Even if your company is still sorting out what actions to take or changes to make, the critical first step is vocabulary – understanding the critical vocabulary that frames the issues. 

Let’s start with “DEI.” The distinction between diversity, equity, and inclusion (DEI) is often not recognized or understood, and many assume they are interchangeable terms. However, they are distinct terms that work together to lead to the desired goal. It is critical to know the definitions and implications of each term to address the totality of the challenge of social justice. 

The Creative Strategies for Change (CSC) defines these terms in a convenient way. “Diversity” is defined as the differences within a group, and the level at which those differences are represented. Simply accomplishing diversity in the workplace is not enough, however, if those diverse voices are treated differently or have no voice. 

“Equity” can be thought of as promoting an environment that does not involve inequality or polarity. An equitable workplace does not mean everything is “equal” for each employee, rather it means that the playing field is level and fair. “Inclusion” then describes the principle that people of all characteristics and differences should be given equal opportunities and have a voice.
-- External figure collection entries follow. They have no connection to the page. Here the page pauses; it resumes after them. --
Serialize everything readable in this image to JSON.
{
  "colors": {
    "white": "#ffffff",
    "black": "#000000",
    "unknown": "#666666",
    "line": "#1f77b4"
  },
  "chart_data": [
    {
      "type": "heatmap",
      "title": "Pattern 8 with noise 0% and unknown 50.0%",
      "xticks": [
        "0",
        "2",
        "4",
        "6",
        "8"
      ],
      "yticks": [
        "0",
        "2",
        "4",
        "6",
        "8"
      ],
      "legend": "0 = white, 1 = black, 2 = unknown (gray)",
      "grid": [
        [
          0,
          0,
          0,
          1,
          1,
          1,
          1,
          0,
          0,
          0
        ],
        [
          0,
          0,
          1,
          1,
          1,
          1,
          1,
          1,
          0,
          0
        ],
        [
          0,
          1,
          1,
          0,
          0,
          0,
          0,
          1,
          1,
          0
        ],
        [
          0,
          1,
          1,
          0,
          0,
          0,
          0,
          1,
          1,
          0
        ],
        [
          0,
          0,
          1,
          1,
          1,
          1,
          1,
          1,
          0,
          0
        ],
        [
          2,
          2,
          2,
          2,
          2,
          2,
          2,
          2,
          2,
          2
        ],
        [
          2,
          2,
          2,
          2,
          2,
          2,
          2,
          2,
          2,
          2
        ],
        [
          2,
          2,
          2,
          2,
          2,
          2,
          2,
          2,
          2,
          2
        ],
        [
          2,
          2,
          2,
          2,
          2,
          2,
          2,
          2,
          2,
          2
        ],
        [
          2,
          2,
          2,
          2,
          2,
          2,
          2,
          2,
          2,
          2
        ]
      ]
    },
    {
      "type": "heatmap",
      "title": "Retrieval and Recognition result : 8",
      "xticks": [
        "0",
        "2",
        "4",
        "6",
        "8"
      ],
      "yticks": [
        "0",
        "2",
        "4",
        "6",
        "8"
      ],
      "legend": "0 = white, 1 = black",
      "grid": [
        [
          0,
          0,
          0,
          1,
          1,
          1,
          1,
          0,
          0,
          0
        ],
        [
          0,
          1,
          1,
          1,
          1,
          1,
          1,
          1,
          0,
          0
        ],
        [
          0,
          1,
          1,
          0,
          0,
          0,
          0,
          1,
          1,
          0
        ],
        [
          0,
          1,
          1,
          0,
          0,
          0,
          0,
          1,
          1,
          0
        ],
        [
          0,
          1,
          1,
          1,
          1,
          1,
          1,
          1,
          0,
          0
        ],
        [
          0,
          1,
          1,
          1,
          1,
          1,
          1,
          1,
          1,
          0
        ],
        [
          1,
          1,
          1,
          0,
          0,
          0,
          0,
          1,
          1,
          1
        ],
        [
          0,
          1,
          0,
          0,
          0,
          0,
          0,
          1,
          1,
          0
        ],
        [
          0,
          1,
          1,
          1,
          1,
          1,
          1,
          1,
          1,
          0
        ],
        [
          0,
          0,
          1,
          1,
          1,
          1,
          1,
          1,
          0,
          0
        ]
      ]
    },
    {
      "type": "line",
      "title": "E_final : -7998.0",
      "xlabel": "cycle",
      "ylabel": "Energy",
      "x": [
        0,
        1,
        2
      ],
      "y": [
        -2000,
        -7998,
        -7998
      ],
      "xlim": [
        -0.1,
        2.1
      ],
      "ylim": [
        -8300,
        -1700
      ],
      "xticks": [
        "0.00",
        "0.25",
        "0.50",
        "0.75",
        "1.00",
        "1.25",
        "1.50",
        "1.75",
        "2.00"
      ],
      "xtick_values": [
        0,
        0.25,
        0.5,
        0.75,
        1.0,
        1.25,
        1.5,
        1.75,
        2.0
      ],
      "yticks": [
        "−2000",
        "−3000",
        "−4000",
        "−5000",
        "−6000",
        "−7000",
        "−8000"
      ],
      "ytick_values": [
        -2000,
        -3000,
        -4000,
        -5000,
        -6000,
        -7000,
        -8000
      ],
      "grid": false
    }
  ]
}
A diverse workplace that does not offer equal opportunities to certain subgroups, and does not offer them the same “seat at the table” as others who are not considered diverse in that workforce, cannot achieve social equity in the workplace. 

Boards, management, human resources and compliance and ethics professionals must understand these terms to effect change, but it is equally essential to know how a lack of DEI presents itself in a workplace. Racism and bias are just two examples of threats to effective corporate DEI efforts. It is the job of leadership in a business to ensure that policies are clear, processes are scrutinized, and all employees are trained on how to make a workplace diverse, fair, and inclusive for everyone. It’s also the responsibility of management to encourage and facilitate diversity by developing policies and processes that promote diversity, equity, and inclusion. They should also consistently monitor DEI in the total work environment by auditing compliance with policies, the effectiveness of policies, and encouraging a speak up culture to ensure they learn about areas for improvement. I am reminded of an old military saying, “you don’t get what you expect, you get what you inspect.” Those who do not comply with corporate expectations must be held accountable in order for DEI initiatives to effect change.

Assessing the need for adjustments to a corporate DEI compliance framework should be a frequently recurring compliance task. It is risky to wait for public shame or a charge of discrimination; the goal is to continuously educate on how to improve DEI. The first step towards promoting social equity as a corporate core value and implementing DEI initiatives is understanding these key terms.